When getting your children to follow this path, Roumeliotis said that he tells his kids, "I do this (taking phone breaks), you should do this too."

* Cellphones are a big distraction. The dangers of texting and driving are obvious; you are taking your focus off of the road.

But a study by Ohio State University found that 1,500 people in 2010 were treated for injuries sustained simply by walking and talking on the phone.

* This distraction doesn't just result in physical injuries either.

A University of Essex study found that the presence of mobile communication caused negative effects on closeness, connection and conversation between people when face-to-face.

Phones can impact the relationships you make and have with people in your life.

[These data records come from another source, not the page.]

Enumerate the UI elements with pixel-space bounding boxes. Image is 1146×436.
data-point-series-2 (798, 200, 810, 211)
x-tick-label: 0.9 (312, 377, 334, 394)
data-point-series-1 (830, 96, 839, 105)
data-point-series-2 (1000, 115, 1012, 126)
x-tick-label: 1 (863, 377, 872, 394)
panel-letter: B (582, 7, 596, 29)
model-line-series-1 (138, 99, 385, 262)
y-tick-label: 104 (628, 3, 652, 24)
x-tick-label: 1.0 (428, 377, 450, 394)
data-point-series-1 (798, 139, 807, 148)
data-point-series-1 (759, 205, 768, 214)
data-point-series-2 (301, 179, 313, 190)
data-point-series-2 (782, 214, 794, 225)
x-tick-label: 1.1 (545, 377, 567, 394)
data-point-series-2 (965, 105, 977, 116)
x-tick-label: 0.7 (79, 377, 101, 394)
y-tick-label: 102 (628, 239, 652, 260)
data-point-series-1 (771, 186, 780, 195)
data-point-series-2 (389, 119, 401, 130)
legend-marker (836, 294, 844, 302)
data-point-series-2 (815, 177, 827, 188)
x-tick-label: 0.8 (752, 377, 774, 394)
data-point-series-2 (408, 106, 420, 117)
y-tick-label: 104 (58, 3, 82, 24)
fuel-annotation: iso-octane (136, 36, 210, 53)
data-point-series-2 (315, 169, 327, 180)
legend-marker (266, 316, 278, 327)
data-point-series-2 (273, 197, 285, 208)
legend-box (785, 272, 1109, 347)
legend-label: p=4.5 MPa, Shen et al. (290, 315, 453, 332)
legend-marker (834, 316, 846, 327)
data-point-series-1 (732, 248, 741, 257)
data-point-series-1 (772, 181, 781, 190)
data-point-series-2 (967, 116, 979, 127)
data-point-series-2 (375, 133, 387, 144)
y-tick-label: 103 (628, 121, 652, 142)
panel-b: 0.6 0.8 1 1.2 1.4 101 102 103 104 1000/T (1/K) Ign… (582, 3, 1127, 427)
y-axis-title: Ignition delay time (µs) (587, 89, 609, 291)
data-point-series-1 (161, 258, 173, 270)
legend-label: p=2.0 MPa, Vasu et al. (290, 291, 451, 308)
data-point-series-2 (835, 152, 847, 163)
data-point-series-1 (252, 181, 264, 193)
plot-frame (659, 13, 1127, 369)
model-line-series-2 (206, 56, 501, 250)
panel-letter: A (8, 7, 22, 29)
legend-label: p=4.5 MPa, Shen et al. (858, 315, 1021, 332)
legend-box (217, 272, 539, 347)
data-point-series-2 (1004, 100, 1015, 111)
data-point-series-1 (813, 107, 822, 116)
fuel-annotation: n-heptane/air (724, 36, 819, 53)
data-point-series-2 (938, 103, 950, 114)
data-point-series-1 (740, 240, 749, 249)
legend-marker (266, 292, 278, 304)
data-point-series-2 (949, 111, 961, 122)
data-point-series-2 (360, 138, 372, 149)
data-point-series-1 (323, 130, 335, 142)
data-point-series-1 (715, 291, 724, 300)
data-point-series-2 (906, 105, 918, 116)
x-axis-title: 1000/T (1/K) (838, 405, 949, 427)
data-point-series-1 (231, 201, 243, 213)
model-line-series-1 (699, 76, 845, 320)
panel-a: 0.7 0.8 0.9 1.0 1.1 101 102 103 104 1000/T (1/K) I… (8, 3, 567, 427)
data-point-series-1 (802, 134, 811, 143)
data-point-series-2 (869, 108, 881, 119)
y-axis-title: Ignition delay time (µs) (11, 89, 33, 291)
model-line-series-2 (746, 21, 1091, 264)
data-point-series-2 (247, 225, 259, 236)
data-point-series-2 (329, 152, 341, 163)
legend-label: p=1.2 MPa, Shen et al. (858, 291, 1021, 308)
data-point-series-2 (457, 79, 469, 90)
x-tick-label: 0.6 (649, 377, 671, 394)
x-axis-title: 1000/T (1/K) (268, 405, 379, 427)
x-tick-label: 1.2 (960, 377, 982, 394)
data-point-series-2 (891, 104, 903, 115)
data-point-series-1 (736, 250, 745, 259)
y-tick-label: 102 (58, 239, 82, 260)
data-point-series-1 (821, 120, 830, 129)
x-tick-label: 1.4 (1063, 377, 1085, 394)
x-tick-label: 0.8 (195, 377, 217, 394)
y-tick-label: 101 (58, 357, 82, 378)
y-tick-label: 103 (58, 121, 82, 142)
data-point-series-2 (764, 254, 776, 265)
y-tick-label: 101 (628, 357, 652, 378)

Roumeliotis said that he tells his wife that he is shutting his phone off so they can spend time together.

Roumeliotis doesn't just turn his phone off either: "Make a barrier between you and technology so that there's no willpower issue. Don't just put it away, put it somewhere hard to get."

Roumeliotis said making this physical obstacle to your phone shows your partner that he or she is the most important thing. Roumeliotis said that people want to be loved, needed and wanted and that, "a mobile device is a strong conflict to that."

* It's important to control your phone use because if you're not careful, you can become addicted.

In a process that is similar to gambling, occasionally something good will come across your phone. Roumeliotis said that this causes an endorphin rush when your phone goes off.

"The human mind cannot resist checking it," Roumeliotis said, "Willpower is a very hard thing to overcome."